Si usted leyó el libro Paula, que escribió Isabel Allende tras la muerte de su hija, quizás tenga una idea más cabal de ello. “La pérdida de un hijo es la más dolorosa: este refleja lo mejor de uno, la ilusión de lo que no se pudo ser y el chance de enmendar errores”, dice de la Guardia.
La experiencia es siempre demoledora, pero hay sutiles diferencias en la intensidad del dolor. El shock es más intenso cuando la muerte es accidental, pues “no hay oportunidad de despedirse. Si es por enfermedad, hay un espacio para pensar en el final”.
Sin embargo, asegura, “el dolor es siempre igual”. Excepto en los suicidios: “el sentimiento de culpa es peor”.
La culpa –explica– es común, “sobre todo entre los hombres, pues como tienen el rol de proteger a la familia, se culpan”. Y, como las mamás, se recriminan no haber compartido más con su hijo.

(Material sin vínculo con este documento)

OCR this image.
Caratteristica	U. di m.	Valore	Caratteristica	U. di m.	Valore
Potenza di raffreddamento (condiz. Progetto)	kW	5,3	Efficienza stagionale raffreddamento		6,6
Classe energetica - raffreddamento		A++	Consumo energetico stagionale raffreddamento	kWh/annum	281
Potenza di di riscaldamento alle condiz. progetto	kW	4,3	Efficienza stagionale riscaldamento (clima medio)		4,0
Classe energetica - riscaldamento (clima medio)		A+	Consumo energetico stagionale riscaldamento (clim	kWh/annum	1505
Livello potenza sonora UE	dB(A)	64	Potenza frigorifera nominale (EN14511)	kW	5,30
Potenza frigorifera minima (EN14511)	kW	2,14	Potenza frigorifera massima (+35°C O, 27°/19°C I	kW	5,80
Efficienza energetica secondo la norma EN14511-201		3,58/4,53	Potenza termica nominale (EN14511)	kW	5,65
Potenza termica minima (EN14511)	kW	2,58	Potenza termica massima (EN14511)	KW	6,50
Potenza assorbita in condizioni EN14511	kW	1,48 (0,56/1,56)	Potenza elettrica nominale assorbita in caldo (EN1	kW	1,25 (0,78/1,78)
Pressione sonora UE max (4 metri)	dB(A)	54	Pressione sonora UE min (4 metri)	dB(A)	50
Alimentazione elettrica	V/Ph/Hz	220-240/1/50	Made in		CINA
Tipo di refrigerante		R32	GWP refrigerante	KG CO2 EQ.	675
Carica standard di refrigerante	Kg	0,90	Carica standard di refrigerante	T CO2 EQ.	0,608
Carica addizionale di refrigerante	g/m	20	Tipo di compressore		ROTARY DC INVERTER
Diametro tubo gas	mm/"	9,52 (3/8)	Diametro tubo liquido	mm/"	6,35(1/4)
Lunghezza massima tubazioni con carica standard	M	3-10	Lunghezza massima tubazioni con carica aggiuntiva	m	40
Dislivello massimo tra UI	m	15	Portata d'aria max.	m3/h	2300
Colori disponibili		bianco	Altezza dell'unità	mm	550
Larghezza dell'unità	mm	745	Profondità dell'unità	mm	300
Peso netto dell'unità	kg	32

De la Guardia asegura que el dolor es el mismo si el hijo era único o no, o si tenía dos, 15 ó 40 años. Incluso, dice, duele igual si no había nacido, pues “desde entonces es parte de la familia”.
El duelo, explica Yercia Rivera, psicóloga de la Fundación Piero Rafael Martínez, depende de la personalidad del doliente, aunque “el primer año es el más intenso: el primer cumpleaños, la primera Navidad, etc”. Pero pasarán años, indica, y habrá fechas, “como el día que te avisaron que murió”, en donde el dolor se agudizará. “Pero entre oleadas de dolor, el tiempo da paz”, concluye.
La ganadora del premio Clarín 2008, Raquel Robles, da testimonio de ello en su novela Perder, donde narra la pérdida de su hijo: “Yo sé que a eso se puede sobrevivir”.